At Untamed Feast, Whitehead’s job extends beyond just picking and drying mushrooms to all aspects of the business: quality control, marketing, distribution, and packaging.
One of Eric Whitehead’s earliest memories came at three years old when his father arrived home on horseback to wake him and his sister up. The Whiteheads lived in British Columbia’s interior, in a one-room log cabin by the river that wasn’t accessible by car. “Dad said to us, ‘Guys, come outside, there’s something really special I want to show you,’” Whitehead recalls. “What he’d done was he’d brought back a really big red-top bolete mushroom and planted it in the garden. He told us, ‘This magic mushroom grew in the yard just overnight.’”
Three decades later, Whitehead cites this memory as an inspiration for Untamed Feast, the wild mushroom company that he owns and operates with his wife, Michelle. Whitehead grew up foraging mushrooms and his respect and admiration for fungi, which produce mushrooms as fruit, is palpable.
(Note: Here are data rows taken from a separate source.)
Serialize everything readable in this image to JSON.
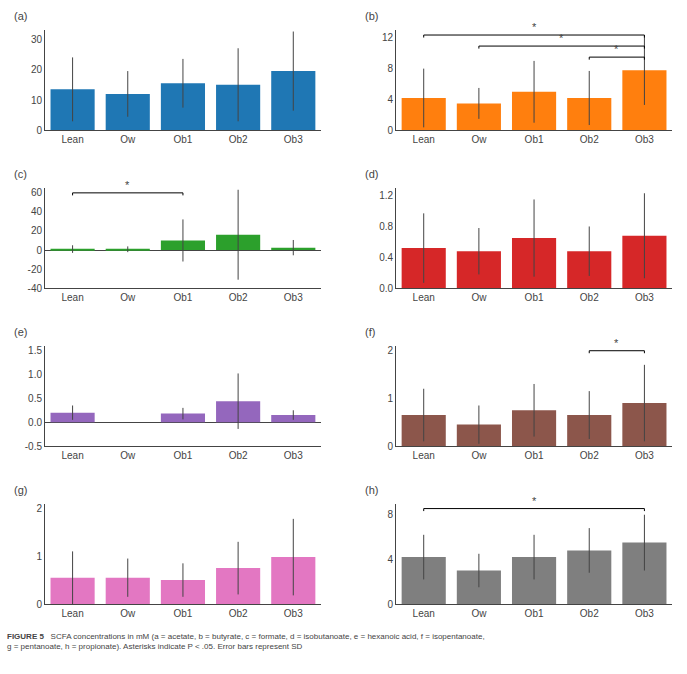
{
  "chart_data": [
    {
      "type": "bar",
      "title": "(a)",
      "categories": [
        "Lean",
        "Ow",
        "Ob1",
        "Ob2",
        "Ob3"
      ],
      "values": [
        13.5,
        12.0,
        15.5,
        15.0,
        19.5
      ],
      "errors": [
        10.5,
        7.5,
        8.0,
        12.0,
        13.0
      ],
      "ylim": [
        0,
        33
      ],
      "yticks": [
        0,
        10,
        20,
        30
      ],
      "grid": false,
      "significance": []
    },
    {
      "type": "bar",
      "title": "(b)",
      "categories": [
        "Lean",
        "Ow",
        "Ob1",
        "Ob2",
        "Ob3"
      ],
      "values": [
        4.2,
        3.5,
        5.0,
        4.2,
        7.8
      ],
      "errors": [
        3.8,
        2.0,
        4.0,
        3.5,
        4.5
      ],
      "ylim": [
        0,
        13
      ],
      "yticks": [
        0,
        4,
        8,
        12
      ],
      "grid": false,
      "significance": [
        {
          "from": "Lean",
          "to": "Ob3",
          "label": "*"
        },
        {
          "from": "Ow",
          "to": "Ob3",
          "label": "*"
        },
        {
          "from": "Ob2",
          "to": "Ob3",
          "label": "*"
        }
      ]
    },
    {
      "type": "bar",
      "title": "(c)",
      "categories": [
        "Lean",
        "Ow",
        "Ob1",
        "Ob2",
        "Ob3"
      ],
      "values": [
        1.0,
        0.8,
        10.0,
        16.0,
        2.5
      ],
      "errors": [
        4.0,
        3.0,
        22.0,
        47.0,
        8.0
      ],
      "ylim": [
        -40,
        65
      ],
      "yticks": [
        -40,
        -20,
        0,
        20,
        40,
        60
      ],
      "grid": false,
      "significance": [
        {
          "from": "Lean",
          "to": "Ob1",
          "label": "*"
        }
      ]
    },
    {
      "type": "bar",
      "title": "(d)",
      "categories": [
        "Lean",
        "Ow",
        "Ob1",
        "Ob2",
        "Ob3"
      ],
      "values": [
        0.52,
        0.48,
        0.65,
        0.48,
        0.68
      ],
      "errors": [
        0.45,
        0.3,
        0.5,
        0.32,
        0.55
      ],
      "ylim": [
        0,
        1.3
      ],
      "yticks": [
        {
          "value": 0,
          "label": "0.0"
        },
        0.4,
        0.8,
        1.2
      ],
      "grid": false,
      "significance": []
    },
    {
      "type": "bar",
      "title": "(e)",
      "categories": [
        "Lean",
        "Ow",
        "Ob1",
        "Ob2",
        "Ob3"
      ],
      "values": [
        0.2,
        0.0,
        0.18,
        0.44,
        0.15
      ],
      "errors": [
        0.15,
        0.0,
        0.12,
        0.58,
        0.1
      ],
      "ylim": [
        -0.5,
        1.6
      ],
      "yticks": [
        -0.5,
        {
          "value": 0,
          "label": "0.0"
        },
        0.5,
        {
          "value": 1,
          "label": "1.0"
        },
        1.5
      ],
      "grid": false,
      "significance": []
    },
    {
      "type": "bar",
      "title": "(f)",
      "categories": [
        "Lean",
        "Ow",
        "Ob1",
        "Ob2",
        "Ob3"
      ],
      "values": [
        0.65,
        0.45,
        0.75,
        0.65,
        0.9
      ],
      "errors": [
        0.55,
        0.4,
        0.55,
        0.5,
        0.8
      ],
      "ylim": [
        0,
        2.1
      ],
      "yticks": [
        0,
        1,
        2
      ],
      "grid": false,
      "significance": [
        {
          "from": "Ob2",
          "to": "Ob3",
          "label": "*"
        }
      ]
    },
    {
      "type": "bar",
      "title": "(g)",
      "categories": [
        "Lean",
        "Ow",
        "Ob1",
        "Ob2",
        "Ob3"
      ],
      "values": [
        0.55,
        0.55,
        0.5,
        0.75,
        0.98
      ],
      "errors": [
        0.55,
        0.4,
        0.35,
        0.55,
        0.8
      ],
      "ylim": [
        0,
        2.1
      ],
      "yticks": [
        0,
        1,
        2
      ],
      "grid": false,
      "significance": []
    },
    {
      "type": "bar",
      "title": "(h)",
      "categories": [
        "Lean",
        "Ow",
        "Ob1",
        "Ob2",
        "Ob3"
      ],
      "values": [
        4.2,
        3.0,
        4.2,
        4.8,
        5.5
      ],
      "errors": [
        2.0,
        1.5,
        2.0,
        2.0,
        2.5
      ],
      "ylim": [
        0,
        9
      ],
      "yticks": [
        0,
        4,
        8
      ],
      "grid": false,
      "significance": [
        {
          "from": "Lean",
          "to": "Ob3",
          "label": "*"
        }
      ]
    }
  ],
  "caption_title": "FIGURE 5",
  "caption": "   SCFA concentrations in mM (a = acetate, b = butyrate, c = formate, d = isobutanoate, e = hexanoic acid, f = isopentanoate,\ng = pentanoate, h = propionate). Asterisks indicate P < .05. Error bars represent SD"
}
“Mushrooms protect trees and the trees give sugar to mushrooms,” the forager says from B.C.’s coastal mountains. “It’s a symbiotic relationship. Trees can feed their young through the mycelial organism [the branching, thread-like part of fungus]. It’s the glue that binds the forest together.”
The road that led Whitehead to Untamed Feast has been filled with detours. In his twenties he worked in the lumber industry and with his father as a commercial fisherman; he even trained to be a yoga instructor in Thailand, where he met his wife. He realized the potential for a wild-mushroom business only after seeing how pricey they were at high-end restaurants. “Wild mushrooms either seem to be a really upper-crust product or peasant food that people pick on their own,” says the 35-year-old forager, who is now based on Vancouver Island. “We wanted to bridge that gap.”
Resourcefulness: Growing up in a remote location, Whitehead saw his parents earn their living from the land. His father built log cabins, taught himself masonry, and became a commercial fisherman. His mother operates a B&B that offers warm stone massage and has a weaving business inside her house.
Flexibility: Before launching Untamed Feast, Whitehead worked as a timber cruiser, a fisherman, and had also trained to be a yoga instructor.
Empowerment: Whitehead’s deep personal knowledge of British Columbia’s remote mushroom patches helped him emancipate himself from the 9-to-5 grind. He also enables other self-reliant individuals to sell, harvest and buy wild products on www.wildtrader.ca
Untamed Feast now offers four types of mushrooms: morels, porcini, chanterelles, and a “forest blend.” Their products are used in high-end establishments like the Empress Hotel and Sooke Harbour House and have been included in the Deerholme Farm and Sea Salt cookbooks. To meet growing demand, Whitehead and his team of 14 foragers travel throughout B.C. and as far away as the Northwest Territories and Flin Flon, Manitoba to collect 10,000 pounds of them a year for projected revenues of $260,000. (When dried, those mushrooms are reduced to a tenth of that weight.)
“It’s like being six years old and going on an Easter Egg hunt,” he says about his job. “You’ve got to be a bit of a gambler.”
A forager typically protects his mushroom patches from others but Whitehead is transparent about his work. He uploads instructional videos on YouTube and posts the coordinates of his campsites on Twitter. “We want to empower people to gather their own food,” he says. “We don’t keep a lot of secrets.” Whitehead has also launched a separate website, Wild Trader, to connect the buyer to the harvester without a middleman. “It’s like a Kijiji for wild products.”
At Untamed Feast, Whitehead’s job extends beyond just picking and drying mushrooms to all aspects of the business: quality control, marketing, distribution, and packaging. For help, he’s made Untamed Feast a family enterprise. His wife, Michelle, helps with picking and with writing and editing their website (designed by her brother), while Whitehead’s father assists with harvesting. Even Eric and Michelle’s four-year-old daughter, Mila, has visited the camp and can name types of mushrooms.
“I need three more hours a day and one day off,” Whitehead says. “When you’re an entrepreneur, it never stops.” Relaxation, Whitehead’s “me time,” comes in the four months of the year when he’s in the forest harvesting. “Tonight I’ll be on the top of the mountain laying out the tent and I’ve got four days in my favourite porcini patch,” adds the entrepreneur. “I get to sleep under the stars and turn my phone off—well, mostly.”